When I am left to my own devices, I don’t distinguish politics from government.  I don’t even distinguish public from private.  I would be happy to call it all “politics” and to define politics as “the authoritative allocation of resources,” (David Easton)  His colleague, Harold Lasswell made it catchier when he said politics is the study of  “who gets what, when, and how.” 

When I came into the field of political science in the early 1960s—I didn’t actually become a practitioner of electoral politics until the early 1980s—the best people I could find were backing away from the idea that studying “politics” meant studying “government.”  This was the era of “the politics of…”  You know, “the politics of marriage, the politics of infrastructure reform, the politics of fashion design.”  I was attracted to the breadth and flexibility of that notion and, in fact, my own commitment to studying political psychology would not be possible without it. 

I like Easton’s definition, provided I could make two small reservations.  The first is to add “risks” to “resources.”  Politics is as often about who runs the risks as it is about who gets the resources.  You could squeeze them together by saying that “indemnification” is a “resource,” but I don’t want to.  The second is to point out that “preventing resources from being allocated at all” is politics just as much as allocating them is politics.  When I look at the way problems are defined so that they are “not public” or “not urgent” or “not necessary” or “someone else’s fault”—and there are more such—I touch the approach to politics that I have described as my own on the Page given over to my own subfield, political psychology. 

Most of my posts on politics are probably going to come from something I read in that morning’s New York Times or that I heard on NPR or that I read in a recently released poll—I really do like to read polls.  Here are some samples of the kinds of things I am going to be calling “politics.”  What responsibility does the United States have to bring the blessings of democracy to Iraq and Afghanistan?  Or peace between Israel and its Arab neighbors?  Why?  What should we do about companies that produce greenhouse gases?  A carbon tax?  A cap and trade bill?  Nothing? Does the Constitution give the right to be married to any two people who choose it?  Is there any way to end the current partisan gridlock? 

That’s not much of a list, I grant you, but I did manage to include foreign and domestic issues, economic regulatory issues, cultural and constitutional issues, and political system issues. Somewhere in my checkered past, I learned to run the complete series of political, economic, religious, social, intellectual, and aesthetic (PERSIA) issues.  I’m calling all of them “politics.” 

I will assume, in my consideration of these issues, that people will do what they believe to be in their interest and that we ought not ask them not to.  In the first place, they won’t.  In the second place, it is a nasty ethical knot to say why they should.  If my job is to increase the proportion of agriculture spending that goes directly to the largest agribusiness firms, for instance, on what ethical ground would you ask me to act otherwise?  Or would you hold that no one should have the job I have?  Or that, since someone will surely have that job, that it should not be me or any other right-thinking person?   

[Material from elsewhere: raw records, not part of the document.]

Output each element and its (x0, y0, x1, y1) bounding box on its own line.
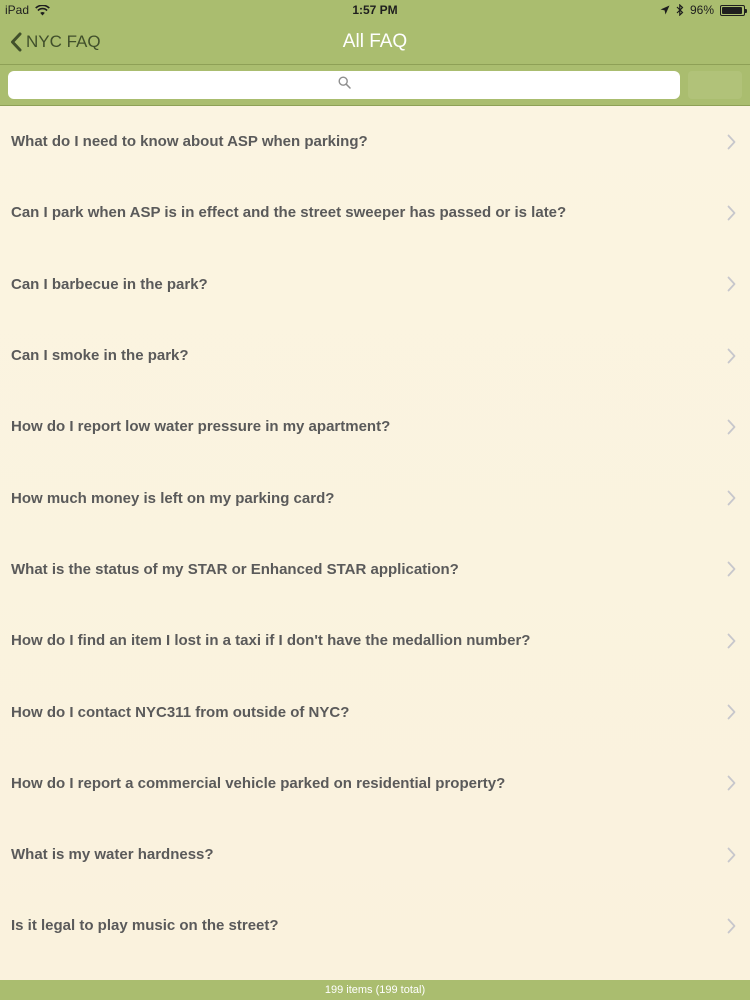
faq-question: How do I report a commercial vehicle par… (11, 774, 506, 792)
faq-row[interactable]: What is the status of my STAR or Enhance… (0, 534, 750, 605)
faq-row[interactable]: What do I need to know about ASP when pa… (0, 106, 750, 177)
faq-row[interactable]: How do I contact NYC311 from outside of … (0, 676, 750, 747)
faq-question: How do I find an item I lost in a taxi i… (11, 632, 531, 650)
faq-question: Can I park when ASP is in effect and the… (11, 204, 567, 222)
faq-question: What do I need to know about ASP when pa… (11, 133, 368, 151)
chevron-right-icon (727, 205, 736, 221)
faq-question: How do I report low water pressure in my… (11, 418, 391, 436)
faq-row[interactable]: How do I find an item I lost in a taxi i… (0, 605, 750, 676)
app-window: iPad 1:57 PM 96% NYC FAQ All FAQ What do… (0, 0, 750, 1000)
footer-item-count: 199 items (199 total) (0, 980, 750, 1000)
status-bar: iPad 1:57 PM 96% (0, 0, 750, 20)
chevron-right-icon (727, 633, 736, 649)
faq-row[interactable]: Is it legal to play music on the street? (0, 890, 750, 961)
faq-row[interactable]: Can I barbecue in the park? (0, 249, 750, 320)
chevron-right-icon (727, 775, 736, 791)
status-time: 1:57 PM (352, 3, 398, 17)
navigation-bar: NYC FAQ All FAQ (0, 20, 750, 64)
faq-list: What do I need to know about ASP when pa… (0, 106, 750, 980)
page-title: All FAQ (342, 31, 408, 52)
chevron-right-icon (727, 704, 736, 720)
battery-percent: 96% (689, 3, 714, 17)
faq-row[interactable]: How do I report a commercial vehicle par… (0, 748, 750, 819)
search-bar (0, 64, 750, 106)
search-cancel-placeholder (688, 71, 742, 99)
status-right: 96% (660, 3, 747, 17)
chevron-right-icon (727, 348, 736, 364)
faq-row[interactable]: How much money is left on my parking car… (0, 462, 750, 533)
faq-question: How do I contact NYC311 from outside of … (11, 703, 350, 721)
chevron-right-icon (727, 561, 736, 577)
faq-row[interactable]: How do I report low water pressure in my… (0, 391, 750, 462)
chevron-right-icon (727, 276, 736, 292)
search-input[interactable] (8, 71, 680, 99)
faq-question: How much money is left on my parking car… (11, 489, 335, 507)
header: iPad 1:57 PM 96% NYC FAQ All FAQ (0, 0, 750, 64)
faq-row[interactable]: What is my water hardness? (0, 819, 750, 890)
chevron-right-icon (727, 419, 736, 435)
bluetooth-icon (676, 4, 684, 16)
faq-question: Can I barbecue in the park? (11, 275, 208, 293)
faq-question: What is my water hardness? (11, 846, 214, 864)
search-field[interactable] (8, 71, 680, 99)
chevron-right-icon (727, 490, 736, 506)
chevron-right-icon (727, 918, 736, 934)
location-icon (660, 5, 670, 15)
faq-row[interactable]: Can I park when ASP is in effect and the… (0, 177, 750, 248)
chevron-right-icon (727, 847, 736, 863)
chevron-right-icon (727, 134, 736, 150)
faq-question: Can I smoke in the park? (11, 347, 189, 365)
battery-icon (720, 4, 747, 16)
faq-row[interactable]: Can I smoke in the park? (0, 320, 750, 391)
faq-question: Is it legal to play music on the street? (11, 917, 279, 935)
faq-question: What is the status of my STAR or Enhance… (11, 560, 459, 578)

In the third place, such an approach is futile.  It may not be completely true that, as the old saw has it, “where I stand is determined by where I sit,” but it really is true that over time, everyone comes to see the world in a way that highlights these issues but not those, and that validates these positions on those issues, but not those.  And “these” turn out to be vitally connected to that person’s self-interest—not necessarily to economic interest, but there are lots of other kinds of  self-interest. 

That may sound like an amoral and deterministic view of politics, but I don’t think it is.  Here’s why. I think that the governing entity as a whole—polity, economy, and society—can find ways to encourage, assist, or compel people do what needs to be done.  It may take both carrots and sticks in all three areas, but when what they want to do in their self-interest and what we need for them to do in the interest of us all coincide, “the political problem” will have been solved. For the moment. 

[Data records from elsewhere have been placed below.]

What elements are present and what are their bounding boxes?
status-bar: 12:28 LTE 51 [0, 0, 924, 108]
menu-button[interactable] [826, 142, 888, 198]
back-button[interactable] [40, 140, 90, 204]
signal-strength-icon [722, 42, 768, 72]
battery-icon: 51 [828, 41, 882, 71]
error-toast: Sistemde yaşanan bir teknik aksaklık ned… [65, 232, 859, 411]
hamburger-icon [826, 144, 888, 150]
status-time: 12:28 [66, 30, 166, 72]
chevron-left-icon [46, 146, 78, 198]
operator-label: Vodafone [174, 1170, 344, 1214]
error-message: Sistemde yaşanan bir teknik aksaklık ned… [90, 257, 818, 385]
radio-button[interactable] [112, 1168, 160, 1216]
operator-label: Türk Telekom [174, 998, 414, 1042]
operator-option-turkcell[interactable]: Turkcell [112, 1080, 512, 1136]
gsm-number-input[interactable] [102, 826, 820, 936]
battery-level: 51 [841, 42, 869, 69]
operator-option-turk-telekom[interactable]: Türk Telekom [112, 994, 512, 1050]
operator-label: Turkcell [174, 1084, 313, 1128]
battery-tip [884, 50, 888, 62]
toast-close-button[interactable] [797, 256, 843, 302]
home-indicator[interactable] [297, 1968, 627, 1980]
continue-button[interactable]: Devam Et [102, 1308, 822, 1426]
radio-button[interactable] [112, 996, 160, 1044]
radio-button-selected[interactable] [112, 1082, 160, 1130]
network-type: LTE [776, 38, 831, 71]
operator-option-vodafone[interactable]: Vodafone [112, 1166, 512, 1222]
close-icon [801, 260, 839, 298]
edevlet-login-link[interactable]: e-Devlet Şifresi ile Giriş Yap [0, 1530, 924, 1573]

Furthermore, public actors often act in what they think is their interest when it is not.  In those cases, just clarifying what actions would meet their own present sense of their own interest is enough to bring about substantial changes.   And no law of motivation or reinforcement requires any actor to choose the narrow over the broad interest, or the immediate over the long-term interest.  All those have the same reliably selfish motivation that our Founders counted on, but today they have dramatically different outcomes. 

So choosing the more beneficial outcome is the right thing to do.  And public and private actors can be moved to change from responding exclusively to one set of potential rewards and punishments to another set.  So my approach is, in fact, neither amoral nor deterministic.  It isn’t perfect, of course, but it’s close enough for politics.